Франц промурлыкал последнее Лоре в ухо, накручивая на палец локон заметно отросший и светлый, как переливающийся на солнце слиток золота вперемешку с платиной. От этого проволочные крылья за спиной Лоры, обтянутые черной махровой тканью с мерцающими прожилками, действительно как у летучей мыши, возмущенно задрожали. Такое же черное платьице, прикрытое сейчас желтым дождевиком, и ободок с пушистыми мышиными ушами, впрочем, смотрелись действительно мило. Вместе они отлично гармонировали с таким же вампирским костюмом Франца, его зализанными назад волосами и белоснежными клыками, которые он сегодня демонстрировал при каждом удобном случае. Немая, Лора словно стала терпеливее к нему и мягче. Хоть и побагровела, но даже не схватилась за свой тубус, когда Франц быстро чмокнул ее в губы, а затем на всякий случай зажмурился в ожидании удара.
Джек и дальше с радостью продолжил бы быть третьим лишним, вот только Франц ненароком и очень вовремя напомнил ему, почему он не может себе этого позволить.
«Ничего страшного тридцать первого октября больше не произойдет».
– Эй, ты куда? – спросил Франц за них с Лорой, когда тот со вздохом встал из-за стола.
– На экспресс.
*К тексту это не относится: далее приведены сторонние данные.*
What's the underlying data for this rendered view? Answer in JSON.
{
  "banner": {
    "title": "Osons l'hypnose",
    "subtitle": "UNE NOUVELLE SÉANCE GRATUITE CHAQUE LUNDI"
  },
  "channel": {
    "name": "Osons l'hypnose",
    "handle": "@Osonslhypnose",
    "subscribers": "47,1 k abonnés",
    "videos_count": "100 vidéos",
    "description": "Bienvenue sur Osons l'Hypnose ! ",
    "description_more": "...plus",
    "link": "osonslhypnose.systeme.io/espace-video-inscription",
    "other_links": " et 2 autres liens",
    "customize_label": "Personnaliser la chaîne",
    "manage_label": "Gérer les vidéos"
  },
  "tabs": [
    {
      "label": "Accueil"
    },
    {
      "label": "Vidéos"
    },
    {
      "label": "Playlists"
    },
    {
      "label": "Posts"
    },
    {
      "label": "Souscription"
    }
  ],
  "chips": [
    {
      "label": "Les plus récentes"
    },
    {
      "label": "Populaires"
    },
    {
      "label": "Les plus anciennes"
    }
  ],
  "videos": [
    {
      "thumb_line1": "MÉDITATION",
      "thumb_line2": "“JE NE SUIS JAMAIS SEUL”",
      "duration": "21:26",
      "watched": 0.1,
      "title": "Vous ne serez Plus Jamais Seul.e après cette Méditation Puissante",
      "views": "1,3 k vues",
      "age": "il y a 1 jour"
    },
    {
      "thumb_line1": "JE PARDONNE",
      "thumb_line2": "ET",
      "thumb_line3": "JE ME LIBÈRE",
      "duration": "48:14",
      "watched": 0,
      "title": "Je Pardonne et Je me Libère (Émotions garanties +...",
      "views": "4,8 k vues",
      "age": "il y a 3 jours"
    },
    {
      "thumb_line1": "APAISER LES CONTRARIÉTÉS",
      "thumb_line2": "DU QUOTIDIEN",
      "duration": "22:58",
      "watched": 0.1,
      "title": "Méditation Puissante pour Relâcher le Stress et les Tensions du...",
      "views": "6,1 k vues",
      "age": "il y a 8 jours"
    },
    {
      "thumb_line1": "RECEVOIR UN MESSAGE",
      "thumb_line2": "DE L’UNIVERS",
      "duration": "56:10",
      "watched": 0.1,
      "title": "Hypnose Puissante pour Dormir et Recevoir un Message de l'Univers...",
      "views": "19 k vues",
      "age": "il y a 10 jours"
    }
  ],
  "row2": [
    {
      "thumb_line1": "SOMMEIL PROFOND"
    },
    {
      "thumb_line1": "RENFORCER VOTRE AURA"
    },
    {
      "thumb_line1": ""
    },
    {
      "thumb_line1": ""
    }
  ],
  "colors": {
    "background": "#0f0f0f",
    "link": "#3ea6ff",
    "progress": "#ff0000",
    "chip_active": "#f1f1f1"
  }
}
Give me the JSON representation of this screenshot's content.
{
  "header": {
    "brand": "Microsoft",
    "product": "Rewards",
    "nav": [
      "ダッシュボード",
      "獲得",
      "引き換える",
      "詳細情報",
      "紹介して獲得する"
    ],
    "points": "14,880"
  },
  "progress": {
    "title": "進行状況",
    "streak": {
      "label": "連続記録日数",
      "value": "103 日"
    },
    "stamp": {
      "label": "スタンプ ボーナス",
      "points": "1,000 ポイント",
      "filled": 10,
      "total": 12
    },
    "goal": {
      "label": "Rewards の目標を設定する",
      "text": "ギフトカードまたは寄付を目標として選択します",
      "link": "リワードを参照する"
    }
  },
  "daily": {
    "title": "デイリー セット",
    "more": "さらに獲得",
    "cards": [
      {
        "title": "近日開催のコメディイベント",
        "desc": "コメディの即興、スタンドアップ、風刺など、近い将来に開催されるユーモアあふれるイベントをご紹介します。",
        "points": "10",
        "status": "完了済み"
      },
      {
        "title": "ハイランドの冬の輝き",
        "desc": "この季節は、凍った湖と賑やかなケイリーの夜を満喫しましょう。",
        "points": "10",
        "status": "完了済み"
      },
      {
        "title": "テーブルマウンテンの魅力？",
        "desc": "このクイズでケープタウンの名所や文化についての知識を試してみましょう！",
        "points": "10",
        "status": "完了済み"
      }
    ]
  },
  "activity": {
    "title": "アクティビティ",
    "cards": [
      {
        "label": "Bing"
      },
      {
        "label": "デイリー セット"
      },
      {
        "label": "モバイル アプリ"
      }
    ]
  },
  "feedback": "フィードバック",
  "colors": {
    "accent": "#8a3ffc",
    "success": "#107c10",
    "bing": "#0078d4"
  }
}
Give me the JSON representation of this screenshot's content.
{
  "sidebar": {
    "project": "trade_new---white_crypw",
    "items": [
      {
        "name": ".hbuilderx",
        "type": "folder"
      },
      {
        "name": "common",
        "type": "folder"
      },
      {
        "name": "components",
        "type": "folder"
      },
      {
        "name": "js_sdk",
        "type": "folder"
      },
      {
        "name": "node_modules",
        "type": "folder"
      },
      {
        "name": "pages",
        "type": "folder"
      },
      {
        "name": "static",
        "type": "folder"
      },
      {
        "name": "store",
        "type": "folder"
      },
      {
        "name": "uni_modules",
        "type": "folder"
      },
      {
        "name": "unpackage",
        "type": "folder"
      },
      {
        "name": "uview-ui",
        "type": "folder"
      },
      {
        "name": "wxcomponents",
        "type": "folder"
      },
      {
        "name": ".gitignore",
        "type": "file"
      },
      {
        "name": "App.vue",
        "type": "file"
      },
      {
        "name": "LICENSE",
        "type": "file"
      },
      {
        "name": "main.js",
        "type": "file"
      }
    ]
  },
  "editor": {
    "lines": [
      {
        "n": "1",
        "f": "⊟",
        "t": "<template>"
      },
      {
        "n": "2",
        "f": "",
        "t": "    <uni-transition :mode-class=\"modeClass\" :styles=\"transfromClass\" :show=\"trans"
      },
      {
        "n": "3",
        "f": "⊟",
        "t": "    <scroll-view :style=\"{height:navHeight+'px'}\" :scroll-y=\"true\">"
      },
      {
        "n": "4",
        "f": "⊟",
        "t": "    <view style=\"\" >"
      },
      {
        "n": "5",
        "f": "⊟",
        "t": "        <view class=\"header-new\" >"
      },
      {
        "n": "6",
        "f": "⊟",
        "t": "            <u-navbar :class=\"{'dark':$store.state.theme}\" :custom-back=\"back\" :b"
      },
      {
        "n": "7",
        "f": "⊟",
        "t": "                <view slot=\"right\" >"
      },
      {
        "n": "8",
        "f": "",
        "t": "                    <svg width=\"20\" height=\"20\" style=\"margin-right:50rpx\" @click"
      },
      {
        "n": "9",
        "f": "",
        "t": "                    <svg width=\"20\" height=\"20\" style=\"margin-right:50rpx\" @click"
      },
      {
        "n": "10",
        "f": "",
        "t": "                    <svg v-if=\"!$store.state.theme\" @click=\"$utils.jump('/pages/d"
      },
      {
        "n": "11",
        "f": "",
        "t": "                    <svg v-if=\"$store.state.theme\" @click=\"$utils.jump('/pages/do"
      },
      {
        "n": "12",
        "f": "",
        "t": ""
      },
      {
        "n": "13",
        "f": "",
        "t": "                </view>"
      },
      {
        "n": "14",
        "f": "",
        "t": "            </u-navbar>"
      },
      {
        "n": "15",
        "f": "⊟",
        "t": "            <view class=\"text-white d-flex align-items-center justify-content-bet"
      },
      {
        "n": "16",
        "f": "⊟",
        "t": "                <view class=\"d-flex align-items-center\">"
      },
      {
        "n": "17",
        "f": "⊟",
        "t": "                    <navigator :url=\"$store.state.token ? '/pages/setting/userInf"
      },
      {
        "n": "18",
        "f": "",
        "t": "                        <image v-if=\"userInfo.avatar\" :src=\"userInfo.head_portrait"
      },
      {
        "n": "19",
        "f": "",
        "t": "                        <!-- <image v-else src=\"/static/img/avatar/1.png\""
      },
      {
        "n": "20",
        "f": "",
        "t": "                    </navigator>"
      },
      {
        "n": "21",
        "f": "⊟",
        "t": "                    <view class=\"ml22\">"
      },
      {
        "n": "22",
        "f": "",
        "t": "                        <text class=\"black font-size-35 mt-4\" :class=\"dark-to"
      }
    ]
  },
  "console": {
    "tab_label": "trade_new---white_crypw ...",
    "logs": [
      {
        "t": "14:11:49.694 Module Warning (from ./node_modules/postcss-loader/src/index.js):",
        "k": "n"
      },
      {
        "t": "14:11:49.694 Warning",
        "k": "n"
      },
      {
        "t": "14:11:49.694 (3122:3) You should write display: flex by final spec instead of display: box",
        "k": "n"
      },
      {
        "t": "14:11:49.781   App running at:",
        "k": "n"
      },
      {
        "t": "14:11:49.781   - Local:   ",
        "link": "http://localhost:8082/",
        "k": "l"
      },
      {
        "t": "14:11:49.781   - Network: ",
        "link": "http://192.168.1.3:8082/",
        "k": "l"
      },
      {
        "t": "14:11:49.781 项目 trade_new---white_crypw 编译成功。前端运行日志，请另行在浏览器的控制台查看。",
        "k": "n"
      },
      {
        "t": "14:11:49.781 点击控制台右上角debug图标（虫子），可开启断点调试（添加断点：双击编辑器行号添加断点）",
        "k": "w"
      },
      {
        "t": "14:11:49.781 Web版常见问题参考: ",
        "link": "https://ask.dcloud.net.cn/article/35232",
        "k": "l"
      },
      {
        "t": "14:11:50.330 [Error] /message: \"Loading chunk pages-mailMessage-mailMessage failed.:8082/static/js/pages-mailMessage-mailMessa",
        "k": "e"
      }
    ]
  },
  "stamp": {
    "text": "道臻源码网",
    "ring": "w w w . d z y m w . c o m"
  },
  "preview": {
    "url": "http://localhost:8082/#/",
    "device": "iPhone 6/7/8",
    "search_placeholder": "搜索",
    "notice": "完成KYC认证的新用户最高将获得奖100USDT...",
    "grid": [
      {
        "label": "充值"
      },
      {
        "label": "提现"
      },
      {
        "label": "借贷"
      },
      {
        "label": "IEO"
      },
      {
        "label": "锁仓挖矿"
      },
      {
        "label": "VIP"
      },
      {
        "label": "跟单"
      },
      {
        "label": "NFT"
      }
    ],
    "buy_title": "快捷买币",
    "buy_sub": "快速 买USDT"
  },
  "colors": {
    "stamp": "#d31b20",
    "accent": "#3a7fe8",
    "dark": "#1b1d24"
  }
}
Он через полтора часа отходит.
– Ты это серьезно? Уедешь из города с палаткой и будешь ночевать в лесу?
– Именно так, – кивнул Джек, беря с кофейной стойки свою оранжевую тыкву, немного промокшую под дождем, а потому укутанную в махровое полотенце, чтобы она успела высохнуть, пока они завтракают. – Да и не пропадать же билету. – И он потряс им, блестящим, вытащив его из кармана любимого тренча.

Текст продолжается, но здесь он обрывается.